Posted August 8th, 2011 by

BiomassIn many developing countries wood has been used as a fuel. The situation is growing so desperate that wood is poached from forest reserves. As a result the ecosystem is degrading deplorably. So, in order to protect the natural environment, there is every necessity of producing alternative sources of energy for the needs of the people. Biomass is the best alternative as it is readily available and production of energy from biomass is also less costly. The conventional energy sources like fossil fuels, crude oil, natural gas etc. are dwindling fast. The world stocks of non-renewable natural sources have decreased at such a rate that there is a growing necessity of seeking out renewable alternative resources for energy such as firewood, charcoal, agricultural residues, vegetable wastes, cow dung, urban and industrial wastes; forest residues are the main sources of this non-commercial energy. The most efficient utilization of these resources occurs when they are converted to biomass by appropriate technologies. The non-commercial biomass fuels are the main sources of energy available in the rural areas. The 80% of our population that resides in villages are dependent on these non-commercial biomass fuels.

Biomass Concept
The term biomass refers to all organic matter generated through photosynthesis and other biological processes. The ultimate source of this renewable biomass is the inexhaustible solar energy which is captured by plants through photosynthesis. It includes both terrestrial as well as aquatic matter such as wood, herbaceous plants, algae, aquatic plants and residues – such as straw, husks, corncobs, cow dung, saw-dust, wood shavings and other wastes like disposable garbage, night soil, sewage solids, industrial refuse etc.

In order to utilize these resources properly, biomass should be converted to energy which can meet a sizable percentage of the country’s demands for fuel as well as energy.

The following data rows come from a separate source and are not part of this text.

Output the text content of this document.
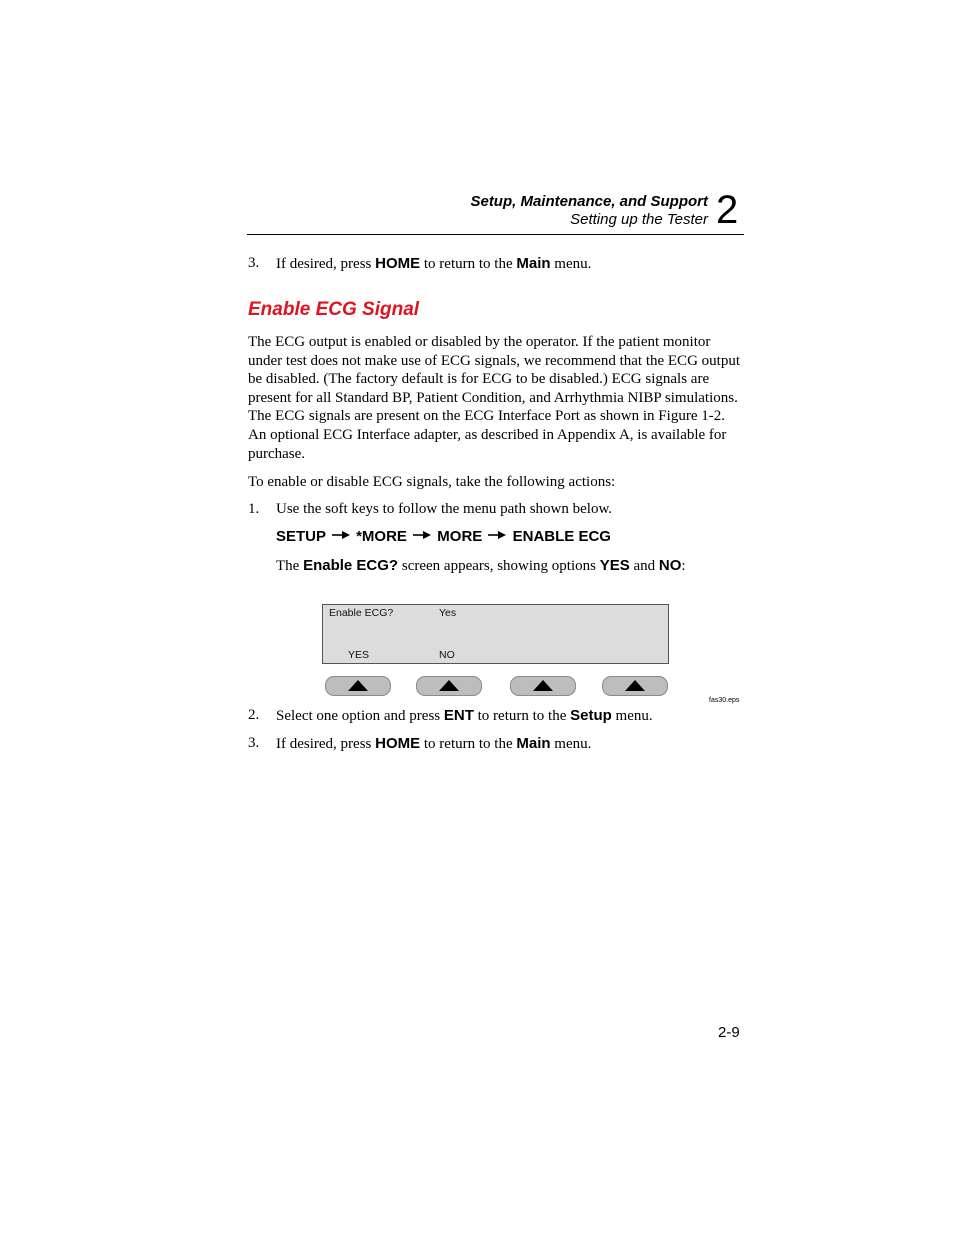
Setup, Maintenance, and Support
Setting up the Tester 2
3. If desired, press HOME to return to the Main menu.
Enable ECG Signal
The ECG output is enabled or disabled by the operator. If the patient monitor under test does not make use of ECG signals, we recommend that the ECG output be disabled. (The factory default is for ECG to be disabled.) ECG signals are present for all Standard BP, Patient Condition, and Arrhythmia NIBP simulations. The ECG signals are present on the ECG Interface Port as shown in Figure 1-2. An optional ECG Interface adapter, as described in Appendix A, is available for purchase.
To enable or disable ECG signals, take the following actions:
1. Use the soft keys to follow the menu path shown below.
SETUP *MORE MORE ENABLE ECG
The Enable ECG? screen appears, showing options YES and NO:
Enable ECG?	Yes
YES	NO
fas30.eps
2. Select one option and press ENT to return to the Setup menu.
3. If desired, press HOME to return to the Main menu.
2-9
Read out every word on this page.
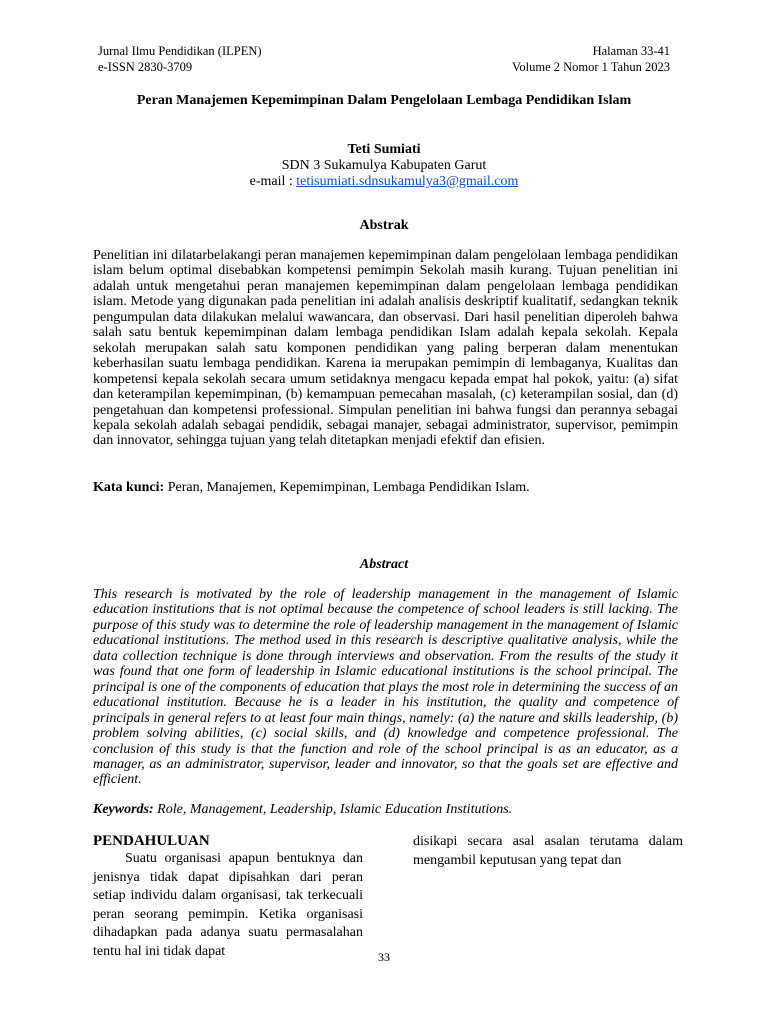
Jurnal Ilmu Pendidikan (ILPEN)
e-ISSN 2830-3709
Halaman 33-41
Volume 2 Nomor 1 Tahun 2023
Peran Manajemen Kepemimpinan Dalam Pengelolaan Lembaga Pendidikan Islam
Teti Sumiati
SDN 3 Sukamulya Kabupaten Garut
e-mail : tetisumiati.sdnsukamulya3@gmail.com
Abstrak
Penelitian ini dilatarbelakangi peran manajemen kepemimpinan dalam pengelolaan lembaga pendidikan islam belum optimal disebabkan kompetensi pemimpin Sekolah masih kurang. Tujuan penelitian ini adalah untuk mengetahui peran manajemen kepemimpinan dalam pengelolaan lembaga pendidikan islam. Metode yang digunakan pada penelitian ini adalah analisis deskriptif kualitatif, sedangkan teknik pengumpulan data dilakukan melalui wawancara, dan observasi. Dari hasil penelitian diperoleh bahwa salah satu bentuk kepemimpinan dalam lembaga pendidikan Islam adalah kepala sekolah. Kepala sekolah merupakan salah satu komponen pendidikan yang paling berperan dalam menentukan keberhasilan suatu lembaga pendidikan. Karena ia merupakan pemimpin di lembaganya, Kualitas dan kompetensi kepala sekolah secara umum setidaknya mengacu kepada empat hal pokok, yaitu: (a) sifat dan keterampilan kepemimpinan, (b) kemampuan pemecahan masalah, (c) keterampilan sosial, dan (d) pengetahuan dan kompetensi professional. Simpulan penelitian ini bahwa fungsi dan perannya sebagai kepala sekolah adalah sebagai pendidik, sebagai manajer, sebagai administrator, supervisor, pemimpin dan innovator, sehingga tujuan yang telah ditetapkan menjadi efektif dan efisien.
Kata kunci: Peran, Manajemen, Kepemimpinan, Lembaga Pendidikan Islam.
Abstract
This research is motivated by the role of leadership management in the management of Islamic education institutions that is not optimal because the competence of school leaders is still lacking. The purpose of this study was to determine the role of leadership management in the management of Islamic educational institutions. The method used in this research is descriptive qualitative analysis, while the data collection technique is done through interviews and observation. From the results of the study it was found that one form of leadership in Islamic educational institutions is the school principal. The principal is one of the components of education that plays the most role in determining the success of an educational institution. Because he is a leader in his institution, the quality and competence of principals in general refers to at least four main things, namely: (a) the nature and skills leadership, (b) problem solving abilities, (c) social skills, and (d) knowledge and competence professional. The conclusion of this study is that the function and role of the school principal is as an educator, as a manager, as an administrator, supervisor, leader and innovator, so that the goals set are effective and efficient.
Keywords: Role, Management, Leadership, Islamic Education Institutions.
PENDAHULUAN

Suatu organisasi apapun bentuknya dan jenisnya tidak dapat dipisahkan dari peran setiap individu dalam organisasi, tak terkecuali peran seorang pemimpin. Ketika organisasi dihadapkan pada adanya suatu permasalahan tentu hal ini tidak dapat

disikapi secara asal asalan terutama dalam mengambil keputusan yang tepat dan
33
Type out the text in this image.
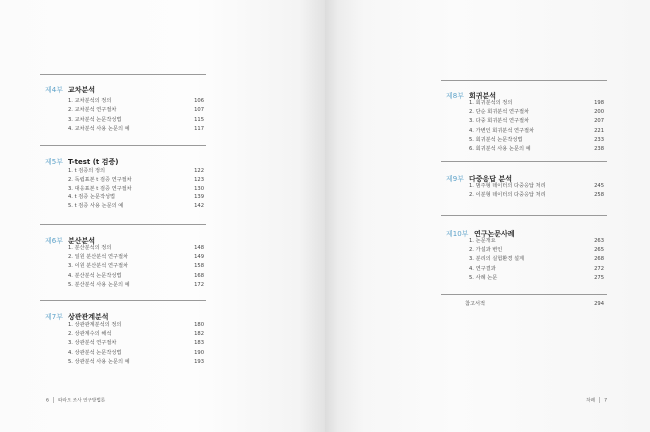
제4부 교차분석
1. 교차분석의 정의	106
2. 교차분석 연구절차	107
3. 교차분석 논문작성법	115
4. 교차분석 사용 논문의 예	117
제5부 T-test (t 검증)
1. t 검증의 정의	122
2. 독립표본 t 검증 연구절차	123
3. 대응표본 t 검증 연구절차	130
4. t 검증 논문작성법	139
5. t 검증 사용 논문의 예	142
제6부 분산분석
1. 분산분석의 정의	148
2. 일원 분산분석 연구절차	149
3. 이원 분산분석 연구절차	158
4. 분산분석 논문작성법	168
5. 분산분석 사용 논문의 예	172
제7부 상관관계분석
1. 상관관계분석의 정의	180
2. 상관계수의 해석	182
3. 상관분석 연구절차	183
4. 상관분석 논문작성법	190
5. 상관분석 사용 논문의 예	193
6 따라오 조사 연구방법론
제8부 회귀분석
1. 회귀분석의 정의	198
2. 단순 회귀분석 연구절차	200
3. 다중 회귀분석 연구절차	207
4. 가변인 회귀분석 연구절차	221
5. 회귀분석 논문작성법	233
6. 회귀분석 사용 논문의 예	238
제9부 다중응답 분석
1. 범주형 데이터의 다중응답 처리	245
2. 이분형 데이터의 다중응답 처리	258
제10부 연구논문사례
1. 논문개요	263
2. 가설과 변인	265
3. 분리의 실험환경 설계	268
4. 연구결과	272
5. 사례 논문	275
참고서적	294
차례 7
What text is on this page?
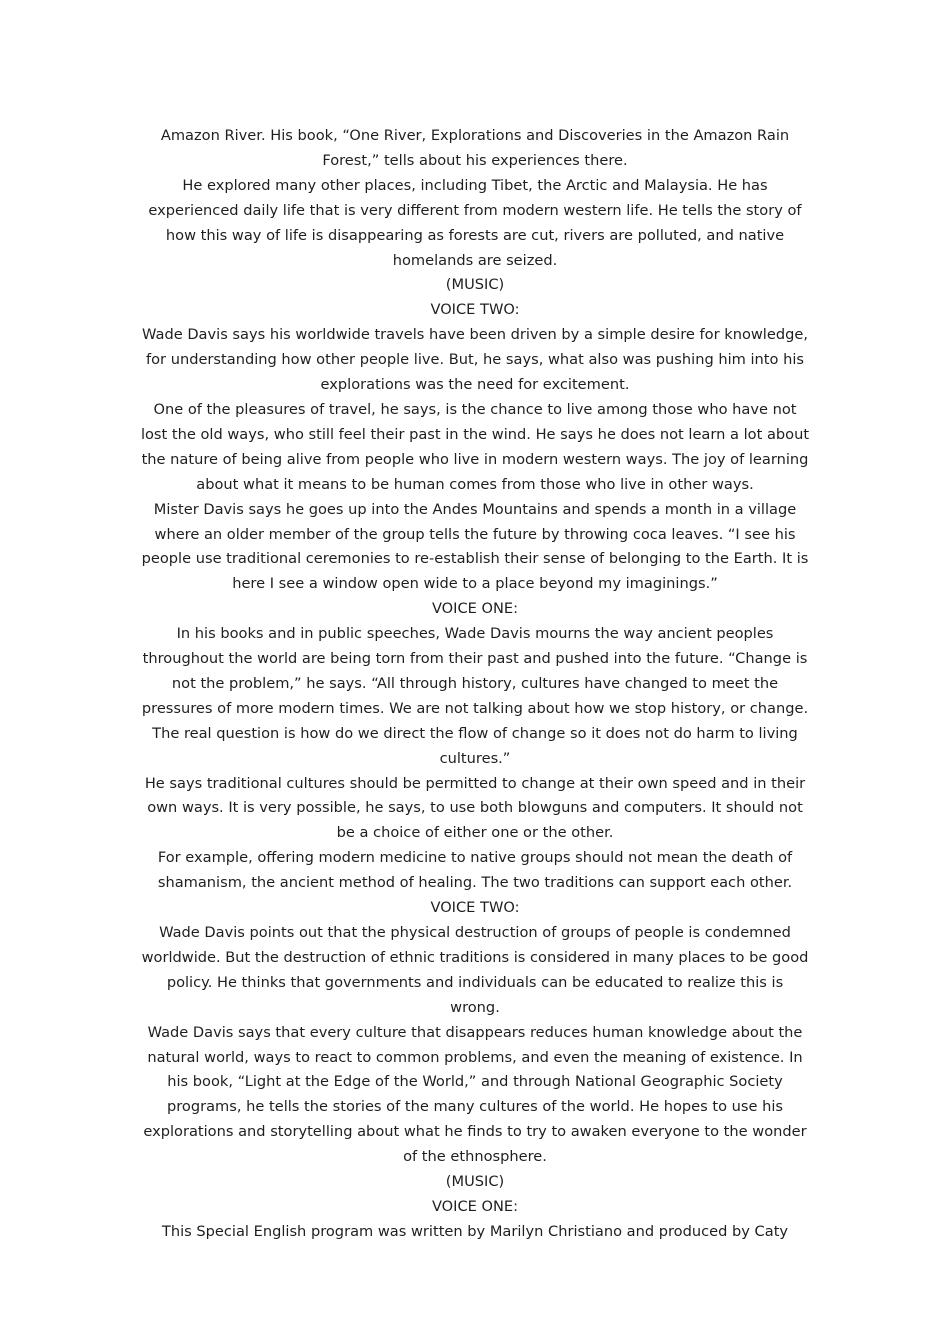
Amazon River. His book, “One River, Explorations and Discoveries in the Amazon Rain Forest,” tells about his experiences there.

He explored many other places, including Tibet, the Arctic and Malaysia. He has experienced daily life that is very different from modern western life. He tells the story of how this way of life is disappearing as forests are cut, rivers are polluted, and native homelands are seized.

(MUSIC)

VOICE TWO:

Wade Davis says his worldwide travels have been driven by a simple desire for knowledge, for understanding how other people live. But, he says, what also was pushing him into his explorations was the need for excitement.

One of the pleasures of travel, he says, is the chance to live among those who have not lost the old ways, who still feel their past in the wind. He says he does not learn a lot about the nature of being alive from people who live in modern western ways. The joy of learning about what it means to be human comes from those who live in other ways.

Mister Davis says he goes up into the Andes Mountains and spends a month in a village where an older member of the group tells the future by throwing coca leaves. “I see his people use traditional ceremonies to re-establish their sense of belonging to the Earth. It is here I see a window open wide to a place beyond my imaginings.”

VOICE ONE:

In his books and in public speeches, Wade Davis mourns the way ancient peoples throughout the world are being torn from their past and pushed into the future. “Change is not the problem,” he says. “All through history, cultures have changed to meet the pressures of more modern times. We are not talking about how we stop history, or change. The real question is how do we direct the flow of change so it does not do harm to living cultures.”

He says traditional cultures should be permitted to change at their own speed and in their own ways. It is very possible, he says, to use both blowguns and computers. It should not be a choice of either one or the other.

For example, offering modern medicine to native groups should not mean the death of shamanism, the ancient method of healing. The two traditions can support each other.

VOICE TWO:

Wade Davis points out that the physical destruction of groups of people is condemned worldwide. But the destruction of ethnic traditions is considered in many places to be good policy. He thinks that governments and individuals can be educated to realize this is wrong.

Wade Davis says that every culture that disappears reduces human knowledge about the natural world, ways to react to common problems, and even the meaning of existence. In his book, “Light at the Edge of the World,” and through National Geographic Society programs, he tells the stories of the many cultures of the world. He hopes to use his explorations and storytelling about what he finds to try to awaken everyone to the wonder of the ethnosphere.

(MUSIC)

VOICE ONE:

This Special English program was written by Marilyn Christiano and produced by Caty
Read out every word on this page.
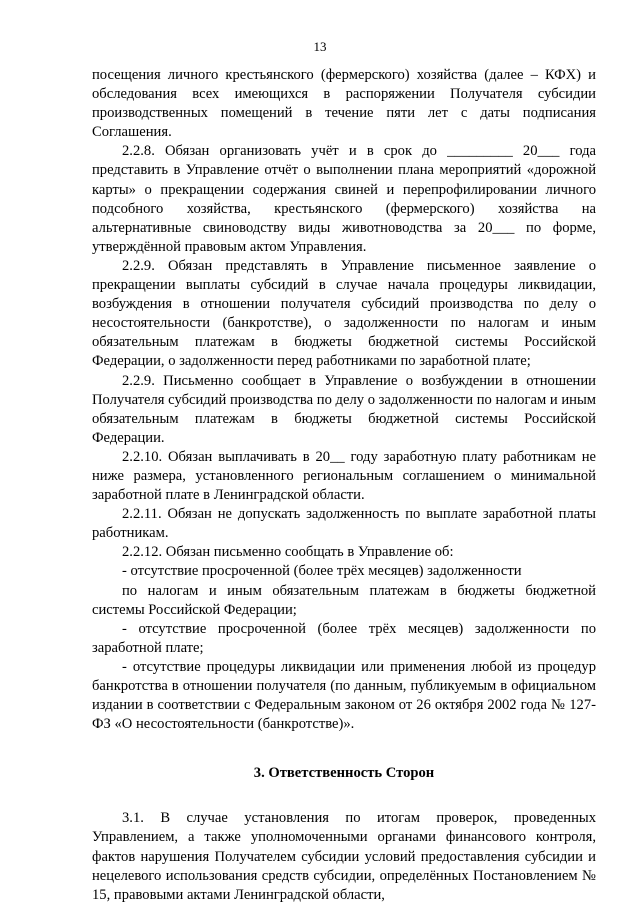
13

посещения личного крестьянского (фермерского) хозяйства (далее – КФХ) и обследования всех имеющихся в распоряжении Получателя субсидии производственных помещений в течение пяти лет с даты подписания Соглашения.

2.2.8. Обязан организовать учёт и в срок до _________ 20___ года представить в Управление отчёт о выполнении плана мероприятий «дорожной карты» о прекращении содержания свиней и перепрофилировании личного подсобного хозяйства, крестьянского (фермерского) хозяйства на альтернативные свиноводству виды животноводства за 20___ по форме, утверждённой правовым актом Управления.

2.2.9. Обязан представлять в Управление письменное заявление о прекращении выплаты субсидий в случае начала процедуры ликвидации, возбуждения в отношении получателя субсидий производства по делу о несостоятельности (банкротстве), о задолженности по налогам и иным обязательным платежам в бюджеты бюджетной системы Российской Федерации, о задолженности перед работниками по заработной плате;

2.2.9. Письменно сообщает в Управление о возбуждении в отношении Получателя субсидий производства по делу о задолженности по налогам и иным обязательным платежам в бюджеты бюджетной системы Российской Федерации.

2.2.10. Обязан выплачивать в 20__ году заработную плату работникам не ниже размера, установленного региональным соглашением о минимальной заработной плате в Ленинградской области.

2.2.11. Обязан не допускать задолженность по выплате заработной платы работникам.

2.2.12. Обязан письменно сообщать в Управление об:

- отсутствие просроченной (более трёх месяцев) задолженности

по налогам и иным обязательным платежам в бюджеты бюджетной системы Российской Федерации;

- отсутствие просроченной (более трёх месяцев) задолженности по заработной плате;

- отсутствие процедуры ликвидации или применения любой из процедур банкротства в отношении получателя (по данным, публикуемым в официальном издании в соответствии с Федеральным законом от 26 октября 2002 года № 127-ФЗ «О несостоятельности (банкротстве)».

3. Ответственность Сторон

3.1. В случае установления по итогам проверок, проведенных Управлением, а также уполномоченными органами финансового контроля, фактов нарушения Получателем субсидии условий предоставления субсидии и нецелевого использования средств субсидии, определённых Постановлением № 15, правовыми актами Ленинградской области,
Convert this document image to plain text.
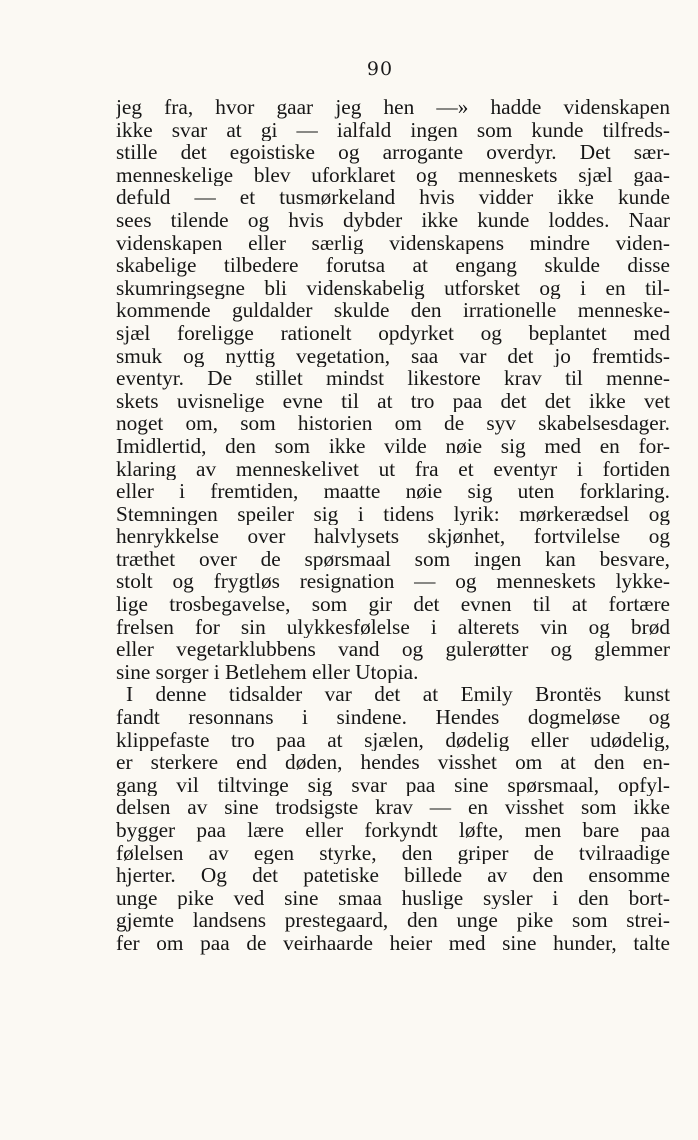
90
jeg fra, hvor gaar jeg hen —» hadde videnskapen
ikke svar at gi — ialfald ingen som kunde tilfreds-
stille det egoistiske og arrogante overdyr. Det sær-
menneskelige blev uforklaret og menneskets sjæl gaa-
defuld — et tusmørkeland hvis vidder ikke kunde
sees tilende og hvis dybder ikke kunde loddes. Naar
videnskapen eller særlig videnskapens mindre viden-
skabelige tilbedere forutsa at engang skulde disse
skumringsegne bli videnskabelig utforsket og i en til-
kommende guldalder skulde den irrationelle menneske-
sjæl foreligge rationelt opdyrket og beplantet med
smuk og nyttig vegetation, saa var det jo fremtids-
eventyr. De stillet mindst likestore krav til menne-
skets uvisnelige evne til at tro paa det det ikke vet
noget om, som historien om de syv skabelsesdager.
Imidlertid, den som ikke vilde nøie sig med en for-
klaring av menneskelivet ut fra et eventyr i fortiden
eller i fremtiden, maatte nøie sig uten forklaring.
Stemningen speiler sig i tidens lyrik: mørkerædsel og
henrykkelse over halvlysets skjønhet, fortvilelse og
træthet over de spørsmaal som ingen kan besvare,
stolt og frygtløs resignation — og menneskets lykke-
lige trosbegavelse, som gir det evnen til at fortære
frelsen for sin ulykkesfølelse i alterets vin og brød
eller vegetarklubbens vand og gulerøtter og glemmer
sine sorger i Betlehem eller Utopia.
I denne tidsalder var det at Emily Brontës kunst
fandt resonnans i sindene. Hendes dogmeløse og
klippefaste tro paa at sjælen, dødelig eller udødelig,
er sterkere end døden, hendes visshet om at den en-
gang vil tiltvinge sig svar paa sine spørsmaal, opfyl-
delsen av sine trodsigste krav — en visshet som ikke
bygger paa lære eller forkyndt løfte, men bare paa
følelsen av egen styrke, den griper de tvilraadige
hjerter. Og det patetiske billede av den ensomme
unge pike ved sine smaa huslige sysler i den bort-
gjemte landsens prestegaard, den unge pike som strei-
fer om paa de veirhaarde heier med sine hunder, talte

Three main approaches can be adopted for generation and proper utilization.

1. Collection of agricultural and forest residues to produce fuels, organic manures and chemical feed stock.
2. Collection of urban and industrial wastes as fuel in boilers and as a feedstock for producing methane and some liquid fuels.
3. Growth of some specific energy plants for use as energy feed stock and cultivation of commercial forestry, aquatic and marine plants for different products. By a number of processes, the collected wastes can be converted into solid, liquid, and gaseous fuels. The technologies include thermal, thermo-chemical, and bio-chemical conversions. The actual processes in these technologies are combustion, pyrolysis, gasification, alcoholic fermentation, liquefaction etc.

The main products of conversion technologies are energy (thermal, steam, electricity), solid fuels (charcoal, combustibles) and synthetic fuels (methanol, methane, hydrogen gas etc.). These can be used for different purposes like cooking, lighting, heating, water pumping, electricity generation and as industrial and transport fuels.

Biomass Advantages
There are many advantages to using biomass which include the following:

1. Biomass used as a fuel reduces the need for fossil fuels for the production of heat, steam, and electricity for residential, industrial and agricultural use.
2. Biomass is always available and can be produced as a renewable resource.
3. Biomass fuel from agriculture wastes may be a secondary product that adds value to agricultural crops.
4. Growing biomass crops produce oxygen and use up carbon dioxide.
5. The use of waste materials reduce landfill disposal and makes more space for everything else.
6. Carbon Dioxide which is released when Biomass fuel is burned, is taken in by plants.
7. Less money spent on foreign oil.

Biomass Disadvantages
Despite the advantages of biomass, there are some disadvantages:

1. Agricultural wastes will not be available if the basic crop is no longer grown.
2. Additional work is needed in areas such as harvesting methods.
3. Land used for energy crops may be in demand for other purposes, such as farming, conservation, housing, resort or agricultural use.
4. Some biomass conversion projects are from animal wastes and are relatively small and therefore are limited.
5. Research is needed to reduce the costs of production of biomass based fuels.
6. May be a major cause of pollution.

As with other traditional energy sources, such as natural gas and coal, biomass is not an ideal solution for an energy source. Rather than rely on biomass as an energy source, we must seek out cleaner alternative energy.